Security News > 2020 > November > AWS launches Amazon EC2 P4d instances, boosting performance for ML training and HPC
Amazon Web Services announced the general availability of Amazon Elastic Compute Cloud P4d instances, the next generation of GPU-powered instances delivering 3x faster performance, up to 60% lower cost, and 2.5x more GPU memory for machine learning training and high-performance computing workloads when compared to previous generation P3 instances.
Using P4d instances with AWS's Elastic Fabric Adapter and NVIDIA GPUDirect RDMA, customers are able to create P4d instances with EC2 UltraClusters capability.
With EC2 UltraClusters, customers can scale P4d instances to over 4,000 A100 GPUs by making use of AWS-designed non-blocking petabit-scale networking infrastructure integrated with Amazon FSx for Lustre high performance storage, offering on-demand access to supercomputing-class performance to accelerate machine learning training and HPC. Data scientists and engineers are continuing to push the boundaries of machine learning by creating larger and more-complex models that provide higher prediction accuracy for a broad range of use cases, including perception model training for autonomous vehicles, natural language processing, image classification, object detection, and predictive analytics.

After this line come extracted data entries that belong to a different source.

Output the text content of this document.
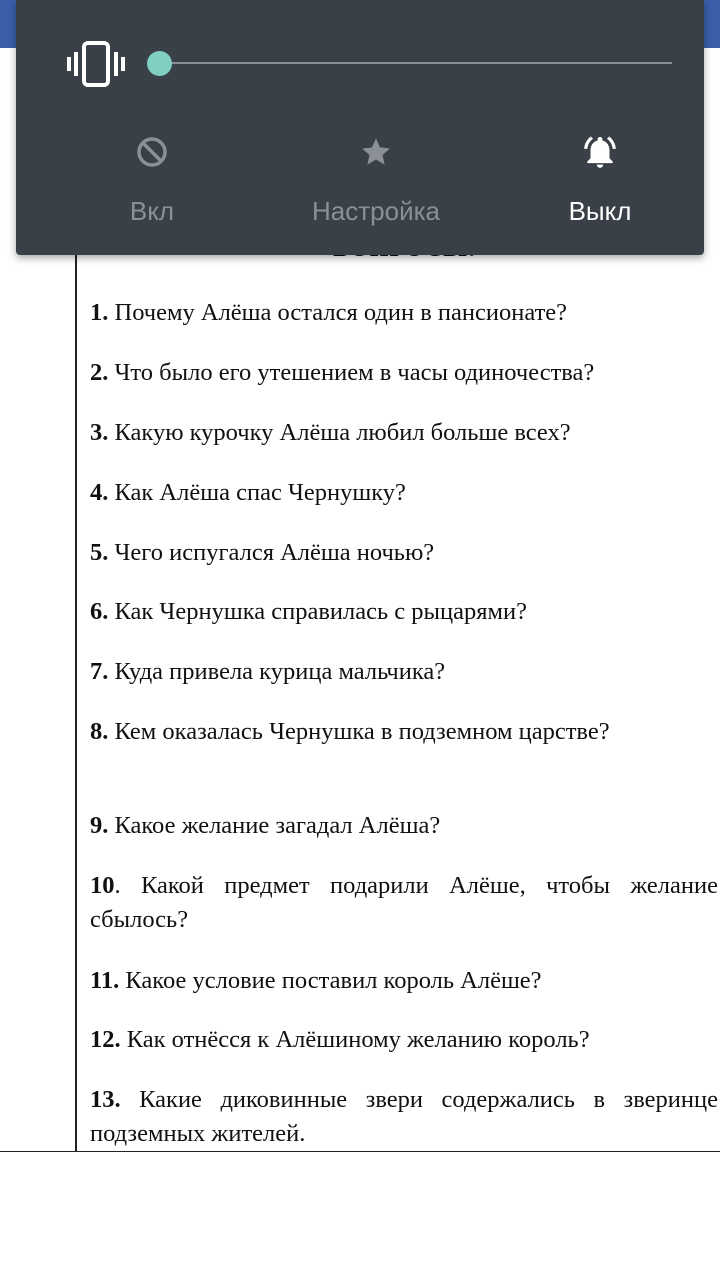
1. Почему Алёша остался один в пансионате?
2. Что было его утешением в часы одиночества?
3. Какую курочку Алёша любил больше всех?
4. Как Алёша спас Чернушку?
5. Чего испугался Алёша ночью?
6. Как Чернушка справилась с рыцарями?
7. Куда привела курица мальчика?
8. Кем оказалась Чернушка в подземном царстве?
9. Какое желание загадал Алёша?
10. Какой предмет подарили Алёше, чтобы желание сбылось?
11. Какое условие поставил король Алёше?
12. Как отнёсся к Алёшиному желанию король?
13. Какие диковинные звери содержались в зверинце подземных жителей.
Вкл	Настройка	Выкл
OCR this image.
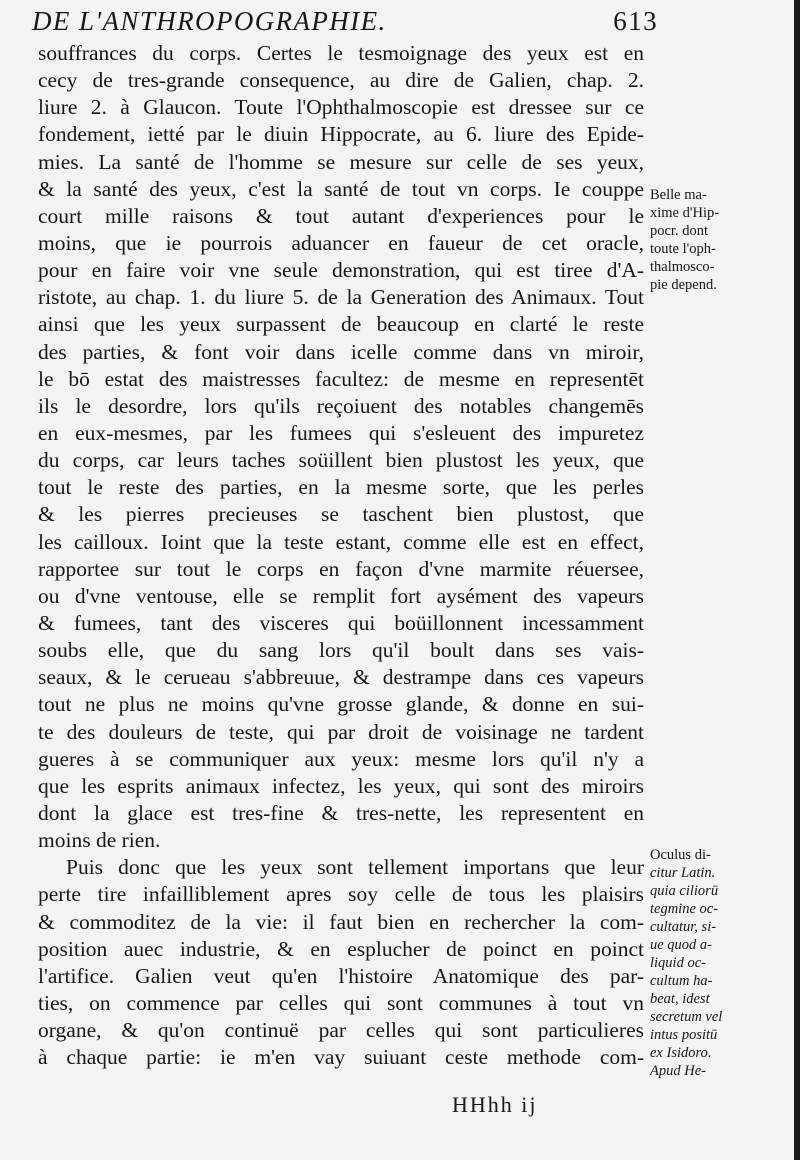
DE L'ANTHROPOGRAPHIE.	613
souffrances du corps. Certes le tesmoignage des yeux est en
cecy de tres-grande consequence, au dire de Galien, chap. 2.
liure 2. à Glaucon. Toute l'Ophthalmoscopie est dressee sur ce
fondement, ietté par le diuin Hippocrate, au 6. liure des Epide-
mies. La santé de l'homme se mesure sur celle de ses yeux,
& la santé des yeux, c'est la santé de tout vn corps. Ie couppe
court mille raisons & tout autant d'experiences pour le
moins, que ie pourrois aduancer en faueur de cet oracle,
pour en faire voir vne seule demonstration, qui est tiree d'A-
ristote, au chap. 1. du liure 5. de la Generation des Animaux. Tout
ainsi que les yeux surpassent de beaucoup en clarté le reste
des parties, & font voir dans icelle comme dans vn miroir,
le bō estat des maistresses facultez: de mesme en representēt
ils le desordre, lors qu'ils reçoiuent des notables changemēs
en eux-mesmes, par les fumees qui s'esleuent des impuretez
du corps, car leurs taches soüillent bien plustost les yeux, que
tout le reste des parties, en la mesme sorte, que les perles
& les pierres precieuses se taschent bien plustost, que
les cailloux. Ioint que la teste estant, comme elle est en effect,
rapportee sur tout le corps en façon d'vne marmite réuersee,
ou d'vne ventouse, elle se remplit fort aysément des vapeurs
& fumees, tant des visceres qui boüillonnent incessamment
soubs elle, que du sang lors qu'il boult dans ses vais-
seaux, & le cerueau s'abbreuue, & destrampe dans ces vapeurs
tout ne plus ne moins qu'vne grosse glande, & donne en sui-
te des douleurs de teste, qui par droit de voisinage ne tardent
gueres à se communiquer aux yeux: mesme lors qu'il n'y a
que les esprits animaux infectez, les yeux, qui sont des miroirs
dont la glace est tres-fine & tres-nette, les representent en
moins de rien.
Puis donc que les yeux sont tellement importans que leur
perte tire infailliblement apres soy celle de tous les plaisirs
& commoditez de la vie: il faut bien en rechercher la com-
position auec industrie, & en esplucher de poinct en poinct
l'artifice. Galien veut qu'en l'histoire Anatomique des par-
ties, on commence par celles qui sont communes à tout vn
organe, & qu'on continuë par celles qui sont particulieres
à chaque partie: ie m'en vay suiuant ceste methode com-
Belle ma-
xime d'Hip-
pocr. dont
toute l'oph-
thalmosco-
pie depend.
Oculus di-
citur Latin.
quia ciliorū
tegmine oc-
cultatur, si-
ue quod a-
liquid oc-
cultum ha-
beat, idest
secretum vel
intus positū
ex Isidoro.
Apud He-
HHhh ij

P4d instances are also built on the AWS Nitro System, AWS-designed hardware and software that has enabled AWS to deliver an ever-broadening selection of EC2 instances and configurations to customers, while offering performance that is indistinguishable from bare metal, providing fast storage and networking, and ensuring more secure multi-tenancy.
"The pace at which our customers have used AWS services to build, train, and deploy machine learning applications has been extraordinary. At the same time, we have heard from those customers that they want an even lower cost way to train their massive machine learning models," said Dave Brown, Vice President, EC2, AWS. "Now, with EC2 UltraClusters of P4d instances powered by NVIDIA's latest A100 GPUs and petabit-scale networking, we're making supercomputing-class performance available to virtually everyone, while reducing the time to train machine learning models by 3x, and lowering the cost to train by up to 60% compared to previous generation instances."